Severin_Field
Severin Field a doctoral student and researcher at the University of Louisville Cybersecurity Lab. He has co-authored work with researchers such as David Krueger, examining the divergence of opinion among experts regarding AI risks. This essay is his written response in January 2026 to the question, “How might individuals and societies embrace, resist and/or struggle with transformative change in the AI Age? What cognitive, emotional, social and ethical capacities must we cultivate to ensure effective resilience? What actions must we take right now to reinforce human and systems resilience? What new vulnerabilities might arise and what new coping strategies are important to teach and nurture?” It was published in the 2026 research study “Building a Human Resilience Infrastructure for the AI Age.”

“The media and information environment is confused and perspectives on AI vary wildly. Many people don’t think at all about the future of AI. Many more people simply imagine that future AIs are likely to be ever-more-useful as chatbots on their phones. A smaller group speculates about a potential future in which AIs: not only answer questions but out-think humans; quickly execute tasks that would take people many hours, days or months to complete; shape the physical world via autonomous control over computers and physical tools (including robots); and lead operational management of the global economy. I consider myself part of the most-focused, third camp. This makes the question of the future of human resilience in the age of AI unbelievably difficult to fathom.

“Leading AI companies such as OpenAI, Anthropic and Google DeepMind have all declared their explicit goal is to build artificial general intelligence. They are investing billions of dollars this endeavor, and their research labs are led by the brightest talent of our generation. That’s a lot of focus.

I see no principled reason why artificial systems cannot eventually exceed human cognition across every domain. If progress continues, such systems will eventually emerge, so speculation becomes uncomfortably difficult. Such massive change can be unimaginable. This is why terms like ‘singularity’ or ‘event horizon’ are applied; in physics, you cannot, for example, see beyond the event horizon of a black hole.

“In my mind, I figure very wide error margins as to when transformative AI will come and what it might look like. Predicting the date of transformative technological events is difficult. While I do not know when it will arrive, as long as progress continues (however fast or slow) I believe it will eventually arise.

“I see no principled reason why artificial systems cannot eventually exceed human cognition across every domain. If progress continues, such systems will eventually emerge, so speculation becomes uncomfortably difficult. Such massive change can be unimaginable. This is why terms like ‘singularity’ or ‘event horizon’ are applied; in physics, you cannot, for example, see beyond the event horizon of a black hole.

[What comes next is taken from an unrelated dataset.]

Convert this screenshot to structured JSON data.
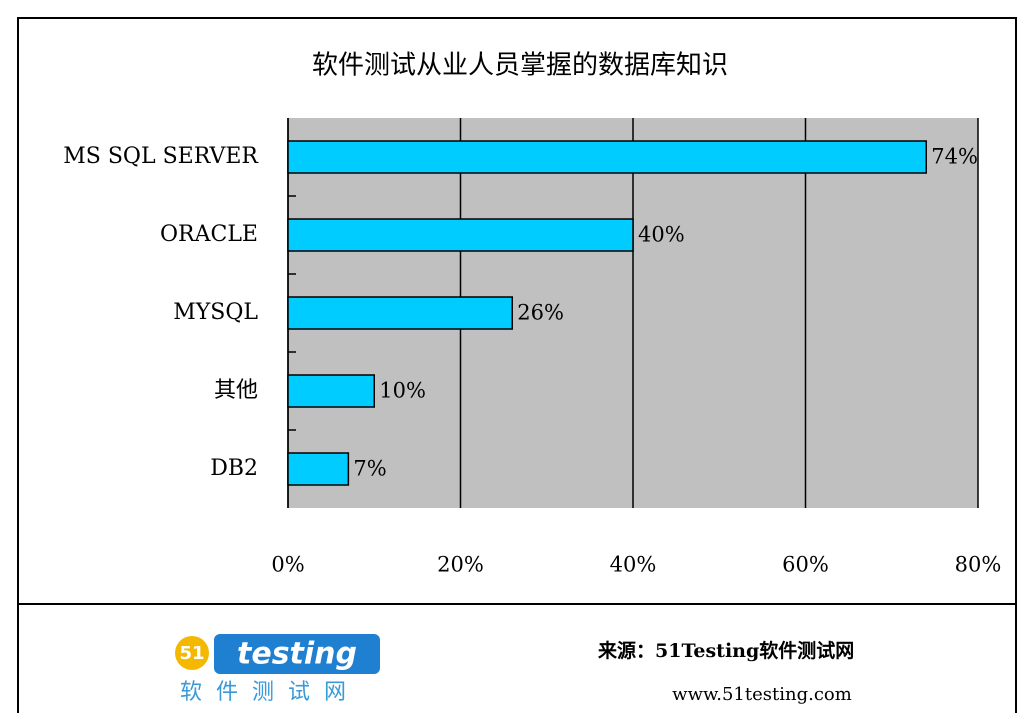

“I often find myself disappointed at the degree of overconfidence influential tech leaders express in interviews that gain widespread attention. Of course, controversy generates attention. Overconfident predictions by well-known public figures who talk about AI such as Yann LeCun, Gary Marcus and Dario Amodei cut in many different directions; epistemic humility isn’t all that popular.

“I am quite concerned about AIs being used as weapons (‘killbots’), about AIs implemented as a means of social control by authoritarian governments and also about all of the issues tied to humans’ loss-of-control risks – that humankind could fall so far behind the capabilities of future AIs or of AI-augmented minds, that they lose via natural selection.

“I’d like to share a simple observation about how fast technological change can advance to being an existential threat. (Historical data from Claude.ai):

‘Consider nuclear physics in the early 1930s. Ernest Rutherford, the father of the field, declared in 1933 that extracting energy from atomic transformations was ‘moonshine.’ [Couldn’t possibly work.] Within 12 years, Trinity lit up New Mexico with 21 kilotons of force. The scientific community’s predictions weren’t merely wrong – they were incoherently wrong, diverging wildly in direction and magnitude. Rutherford saw impossibility but Leo Szilard grasped chain reactions that same year and immediately filed a secret patent on the bomb. Niels Bohr had believed isotope separation would require turning an entire country into a factory – simultaneously prescient about the Manhattan Project’s scale and blind to how fast such mobilization could occur.’

“What’s the solution to such large problems with such high degrees of uncertainty and so much disagreement? Epistemic resilience and coordination. At a bare minimum everyone should: 1) Take this seriously. 2) Maintain wide error margins. 3) Focus on building adaptive capacity. I recommend reading Holden Karnofsky’s ‘Most Important Century’ series of essays.”


This essay was written in January 2026 in reply to the question: “AI systems are likely to begin to play a much more significant role in shaping our decisions, work and daily lives. How might individuals and societies embrace, resist and/or struggle with such transformative change? As opportunities and challenges arise due to the positive, neutral and negative ripple effects of digital change, what cognitive, emotional, social and ethical capacities must we cultivate to ensure effective resilience? What practices and resources will enable resilience? What actions must we take right now to reinforce human and systems resilience? What new vulnerabilities might arise and what new coping strategies are important to teach and nurture?” This and 200-plus additional essay responses are included in the 2026 report “Building a Human Resilience Infrastructure for the AI Age.”